BU TAKIM BİZİM TAKIM
Hani diyoruz ya futbolla yatan futbolla kalkan bir ülkeyiz diye. Kimse kusura bakmasın arkadaş Filenin Sultanları bize Voleybolu ezberletmekle kalmadı, gecenin alaca karanlığında ya da sabahın erken vaktinde bizi ekran karşısına sürüklemeyi başardı.
Kulüp takımlarımızdan Vakıfbank’ın Dünya ve Avrupa arenasında gösterdiği başarılar ve birinciliklerin ardından milli takımımızın önce Milletler ligi daha sonrasında Avrupa şampiyonu olması futbola olan sevgiyi böldü diyebilirim.
Maçların oynandığı salonların tıka basa dolması bir yana her şeyden önemlisi voleybol izleyicisinin salonlarda ailece yer alması ile birlikte maçların daha zevkli, sevilir ve çekişmeli hale gelmesinde Türk voleybolunun son yıllarda göstermiş olduğu üst seviye başarılar hiç kuşkusuz başrol oynamaktadır.
Bacasız sanayi dediğimiz futbolun Dünya üzerindeki bütçesi milli gelir seviyesi düşük ülkelerin çok, çok önüne geçerken ne yazık ki ortaya konulan bütçe ile futbolda ki büyüme aynı seviyede olmadı. Olmayınca da takımlar birer, birer batmaya ve kapanmaya başladı.
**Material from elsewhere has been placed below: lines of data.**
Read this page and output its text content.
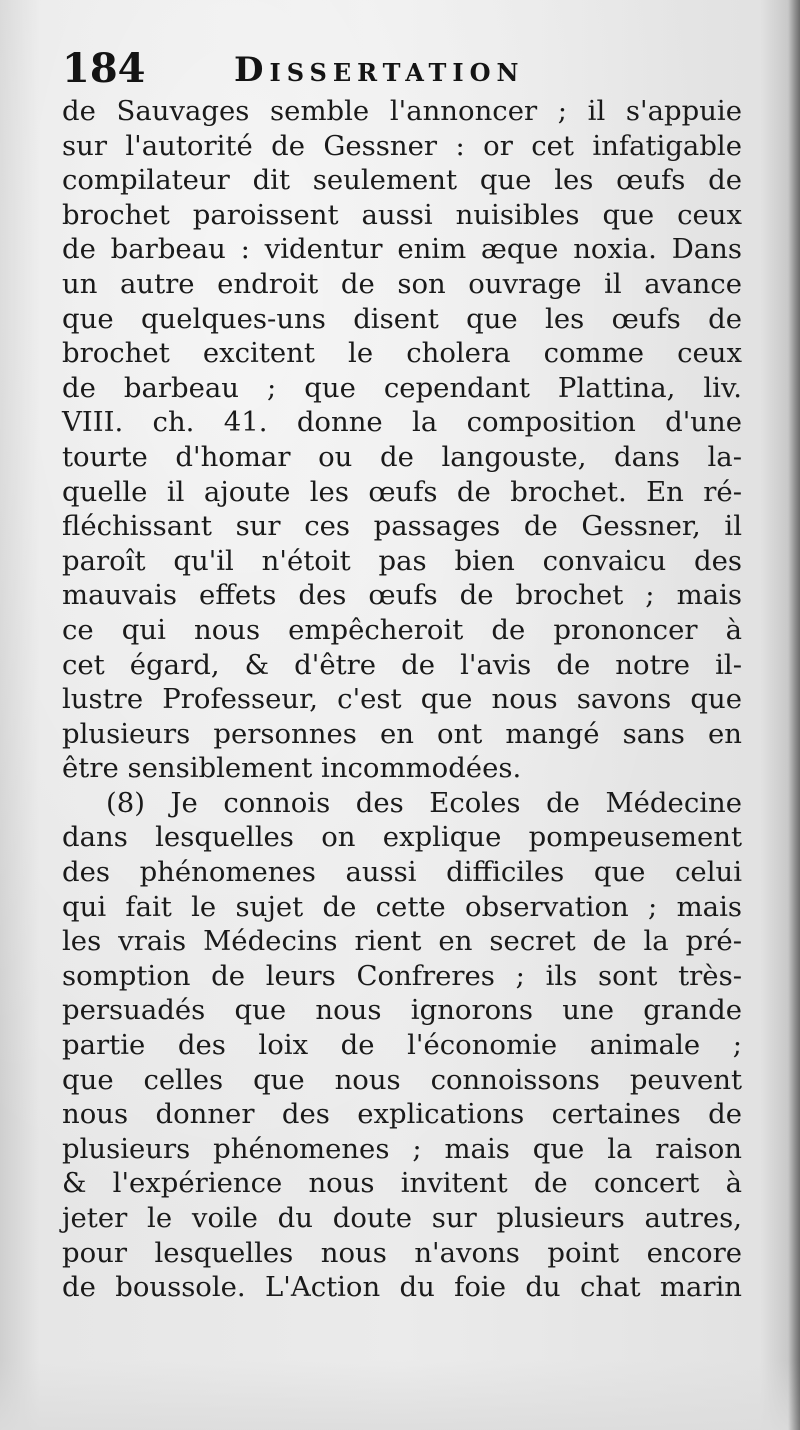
184	Dissertation
de Sauvages semble l'annoncer ; il s'appuie
sur l'autorité de Gessner : or cet infatigable
compilateur dit seulement que les œufs de
brochet paroissent aussi nuisibles que ceux
de barbeau : videntur enim æque noxia. Dans
un autre endroit de son ouvrage il avance
que quelques-uns disent que les œufs de
brochet excitent le cholera comme ceux
de barbeau ; que cependant Plattina, liv.
VIII. ch. 41. donne la composition d'une
tourte d'homar ou de langouste, dans la-
quelle il ajoute les œufs de brochet. En ré-
fléchissant sur ces passages de Gessner, il
paroît qu'il n'étoit pas bien convaicu des
mauvais effets des œufs de brochet ; mais
ce qui nous empêcheroit de prononcer à
cet égard, & d'être de l'avis de notre il-
lustre Professeur, c'est que nous savons que
plusieurs personnes en ont mangé sans en
être sensiblement incommodées.
(8) Je connois des Ecoles de Médecine
dans lesquelles on explique pompeusement
des phénomenes aussi difficiles que celui
qui fait le sujet de cette observation ; mais
les vrais Médecins rient en secret de la pré-
somption de leurs Confreres ; ils sont très-
persuadés que nous ignorons une grande
partie des loix de l'économie animale ;
que celles que nous connoissons peuvent
nous donner des explications certaines de
plusieurs phénomenes ; mais que la raison
& l'expérience nous invitent de concert à
jeter le voile du doute sur plusieurs autres,
pour lesquelles nous n'avons point encore
de boussole. L'Action du foie du chat marin
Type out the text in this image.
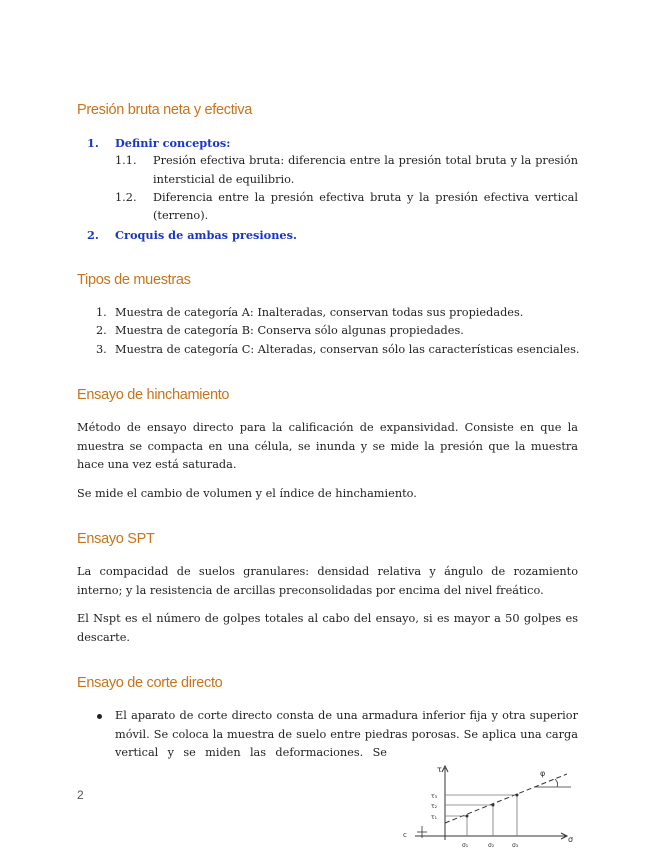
Presión bruta neta y efectiva
1. Definir conceptos:
1.1. Presión efectiva bruta: diferencia entre la presión total bruta y la presión
intersticial de equilibrio.
1.2. Diferencia entre la presión efectiva bruta y la presión efectiva vertical
(terreno).
2. Croquis de ambas presiones.
Tipos de muestras
1. Muestra de categoría A: Inalteradas, conservan todas sus propiedades.
2. Muestra de categoría B: Conserva sólo algunas propiedades.
3. Muestra de categoría C: Alteradas, conservan sólo las características esenciales.
Ensayo de hinchamiento

Método de ensayo directo para la calificación de expansividad. Consiste en que la muestra se compacta en una célula, se inunda y se mide la presión que la muestra hace una vez está saturada.

Se mide el cambio de volumen y el índice de hinchamiento.

Ensayo SPT

La compacidad de suelos granulares: densidad relativa y ángulo de rozamiento interno; y la resistencia de arcillas preconsolidadas por encima del nivel freático.

El Nspt es el número de golpes totales al cabo del ensayo, si es mayor a 50 golpes es descarte.

Ensayo de corte directo
El aparato de corte directo consta de una armadura inferior fija y otra superior
móvil. Se coloca la muestra de suelo entre piedras porosas. Se aplica una carga
vertical y se miden las deformaciones. Se
2
τ
σ
φ
c
τ₃
τ₂
τ₁
σ₁	σ₂	σ₃
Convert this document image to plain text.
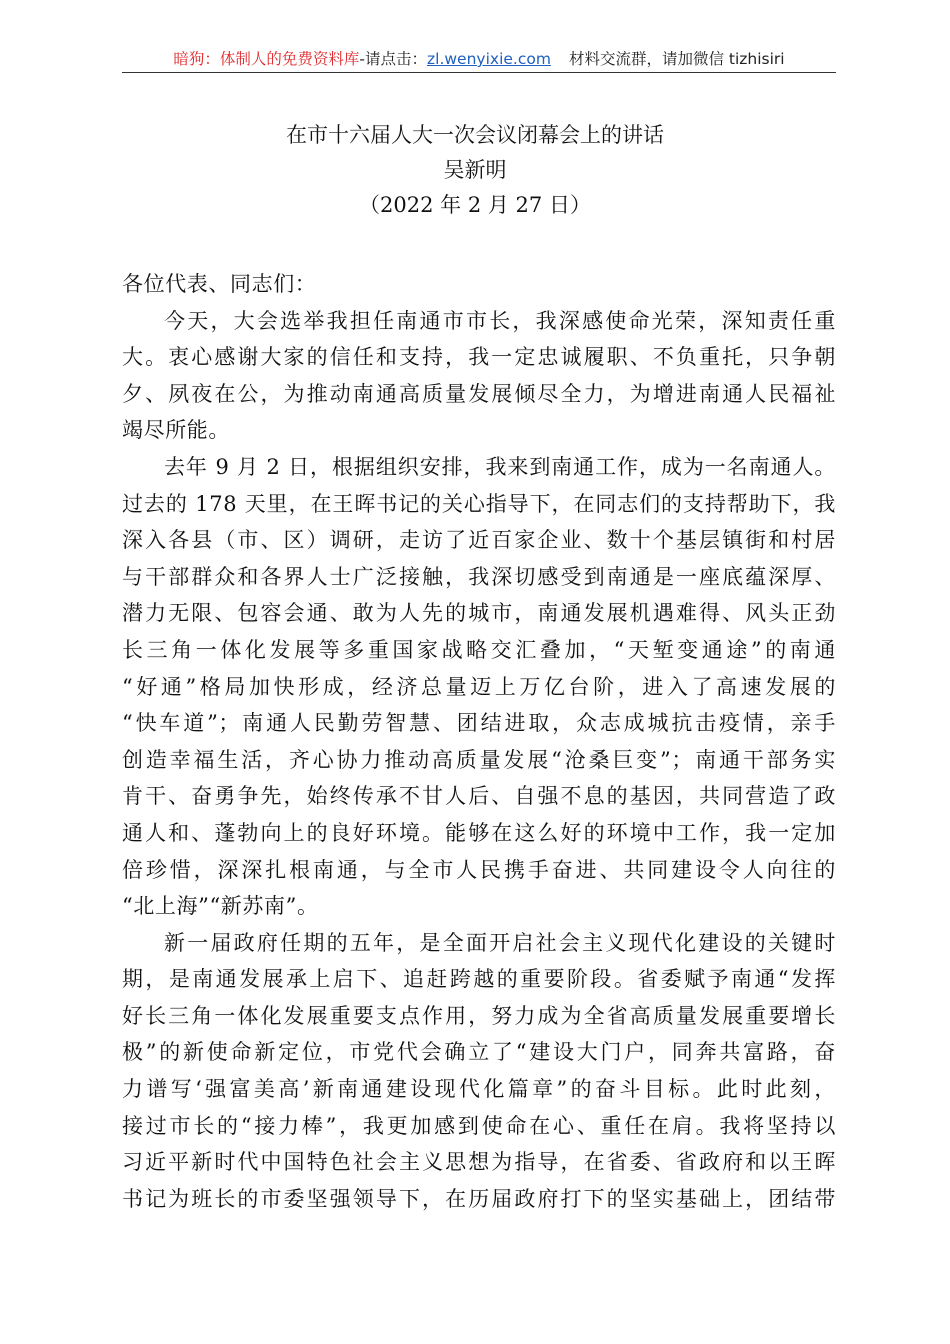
暗狗：体制人的免费资料库-请点击：zl.wenyixie.com 材料交流群，请加微信 tizhisiri
在市十六届人大一次会议闭幕会上的讲话
吴新明
（2022 年 2 月 27 日）
各位代表、同志们：
今天，大会选举我担任南通市市长，我深感使命光荣，深知责任重
大。衷心感谢大家的信任和支持，我一定忠诚履职、不负重托，只争朝
夕、夙夜在公，为推动南通高质量发展倾尽全力，为增进南通人民福祉
竭尽所能。
去年 9 月 2 日，根据组织安排，我来到南通工作，成为一名南通人。
过去的 178 天里，在王晖书记的关心指导下，在同志们的支持帮助下，我
深入各县（市、区）调研，走访了近百家企业、数十个基层镇街和村居
与干部群众和各界人士广泛接触，我深切感受到南通是一座底蕴深厚、
潜力无限、包容会通、敢为人先的城市，南通发展机遇难得、风头正劲
长三角一体化发展等多重国家战略交汇叠加，“天堑变通途”的南通
“好通”格局加快形成，经济总量迈上万亿台阶，进入了高速发展的
“快车道”；南通人民勤劳智慧、团结进取，众志成城抗击疫情，亲手
创造幸福生活，齐心协力推动高质量发展“沧桑巨变”；南通干部务实
肯干、奋勇争先，始终传承不甘人后、自强不息的基因，共同营造了政
通人和、蓬勃向上的良好环境。能够在这么好的环境中工作，我一定加
倍珍惜，深深扎根南通，与全市人民携手奋进、共同建设令人向往的
“北上海”“新苏南”。
新一届政府任期的五年，是全面开启社会主义现代化建设的关键时
期，是南通发展承上启下、追赶跨越的重要阶段。省委赋予南通“发挥
好长三角一体化发展重要支点作用，努力成为全省高质量发展重要增长
极”的新使命新定位，市党代会确立了“建设大门户，同奔共富路，奋
力谱写‘强富美高’新南通建设现代化篇章”的奋斗目标。此时此刻，
接过市长的“接力棒”，我更加感到使命在心、重任在肩。我将坚持以
习近平新时代中国特色社会主义思想为指导，在省委、省政府和以王晖
书记为班长的市委坚强领导下，在历届政府打下的坚实基础上，团结带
Oysa aynı başarılar ve daha fazlası özellikle basketbol ve voleybol da yüzümüzü güldürürken harcanan rakamlar ya da ortaya konulan bütçeler futbolun çok altında kalarak insanların küçük bütçelerle büyük başarılar elde edebileceğini ve mutlu olabileceğini gösterdi bize diyebilirim.
Tabii bu söylediklerime ek olarak salon sporlarının taraftar kitlesine bıraktığı en güzel hediye ne derseniz şunu rahatlıkla söyleyebilirim. Önce yapılan sporun bir temaşa, sohbet, eğlence olduğunu, ağızlarda argo ya da küfürlü bir tek sözün olmadığını, salon sporlarının sevgi ve saygı sporu olduğunu söyleyebilirim.
Daha önceki yazılarımda ve çeşitli televizyon programlarında şehrimizde salon sporlarının eksikliğine değinmiş, yıllar önce gerek voleybol gerekse basketbol sporuna olan potansiyelimizi ileriye taşıyamadığımızı anlatmıştım. Tabii bu arada imkân denilerek geçici çözümlerle birkaç takımımız liglerde ve Avrupa kupalarında mücadele etmelerine rağmen kulüp yönetenlerinin bakış açılarıyla orantılı olarak hedeflerinden kısa sürede vazgeçerek kapılarına kilit vurdukları daha dün gibi akıllarda duruyor.
Şimdi bu takım bizim takımımız diyerek şehrimize bir tohum daha serpildi, Tiffany Tomato Bordo spor kulübü. Birçok değerli Elazığ iş insanının gönül birliği yaparak oluşturduğu ekip kollarını sıvazlayarak koyuldular işe. Bu eksikliği biz gidereceğiz diyerek, önce kalıcı gelir, sonrası altyapı ve sultanlar ligi. Allah emeklerini boşa vermesin. Takım iyi gidiyor, birinci ligde mücadele ediyorlar ve bir tık ötesinin sultanlar ligi olduğunu biliyorlar. Tek eksikleri tanıtım. Kadın dayanışmasının örneklerini sunuyorlar, kadınlarımızı, kızlarımızı maçlarına bekliyorlar.
Biz biliyoruz ki bunu basketbol sporunda daha önce başardık, şimdi de başaracağız. Salonları dolduracağız. Ses vereceğiz hep birlikte onların bordosuna biz beyazı ekleyip salonları bordo beyaz bayraklarla donatacağız.
Teşekkürler bordo spor kulübü, teşekkürler filenin Elazığ da ki sultanları, teşekkürler bu işe gönül verenler iyi ki varsınız.